My question is the following:

Question: Can the Murray-von Neumann Property $$\Gamma$$ be characterized as Popa tried to via weak containment/weak subequivalence of certain correspondences?

Incidentally, this obviously would indirectly answer the question here pointed out to me by Yemon Choi.

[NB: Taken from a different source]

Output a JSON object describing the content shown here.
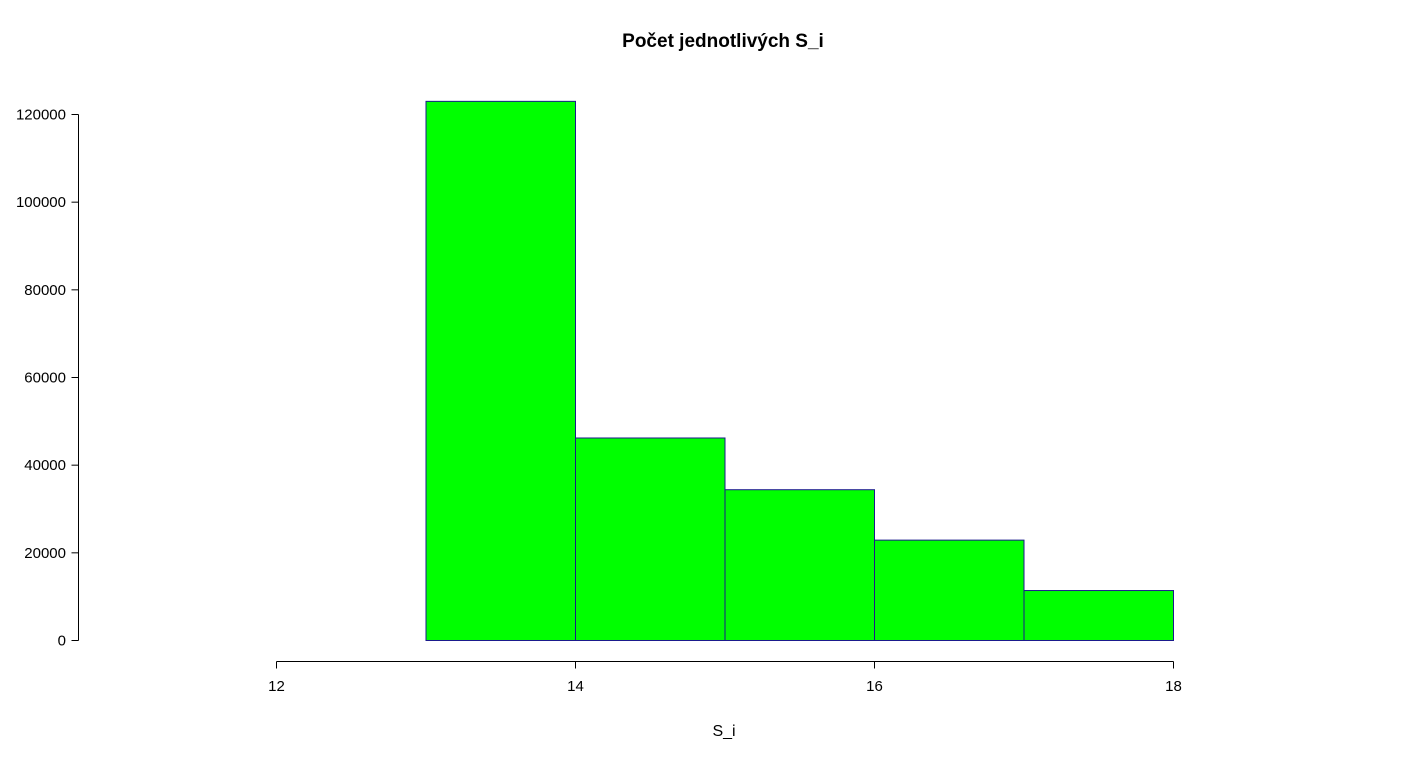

• Jon, are you sure that the definition of weak containment in Popa86 ("weak subequivalence") is the same as the definition of weak containment in your 2nd paragraph? – Yemon Choi Feb 14 '19 at 14:29
• In fact it is not. In Popa's original preprint only closure was considered without multiplicity. With multiplicity, the first proposed characterization of Gamma holds for all N, even those without Gamma. I am interested in an answer to the question using either notion of weak containment. Thanks Yemon! – Jon Bannon Feb 14 '19 at 14:35
• I have, perhaps inelegantly, incorporated the distinction Yemon points out in the body of the question. – Jon Bannon Feb 14 '19 at 16:44

A separable $$\mathrm{II}_1$$ factor $$M$$ is non-$$\Gamma$$ iff $$L^2(M)\prec H$$ and $$H\prec L^2(M)$$ imply $$L^2(M)\subset H$$.
Proof: Let $$M$$ be non-$$\Gamma$$ and take a finite critical set $$F\subset M$$. By $$L^2(M)\prec H$$, there is a unit vector $$\xi\in H$$ which is $$(F,\epsilon)$$-central. Assume for contrapositive that $$L^2(M)\not\subset H$$. Then, there is no central vector in $$H$$ and one can find $$u\in U(M)$$ such that $$\|[u,\xi]\|\geq1/2$$. This implies that $$H\not\prec L^2(M)$$ by non-$$\Gamma$$.
Conversely, suppose $$M$$ is $$\Gamma$$. Then take $$\sigma\in\overline{\mathrm{Inn}}(M)\setminus\mathrm{Inn}(M)$$ and put $$H={}_ML^2(M)_{\sigma(M)}$$. This $$H$$ violates the above condition.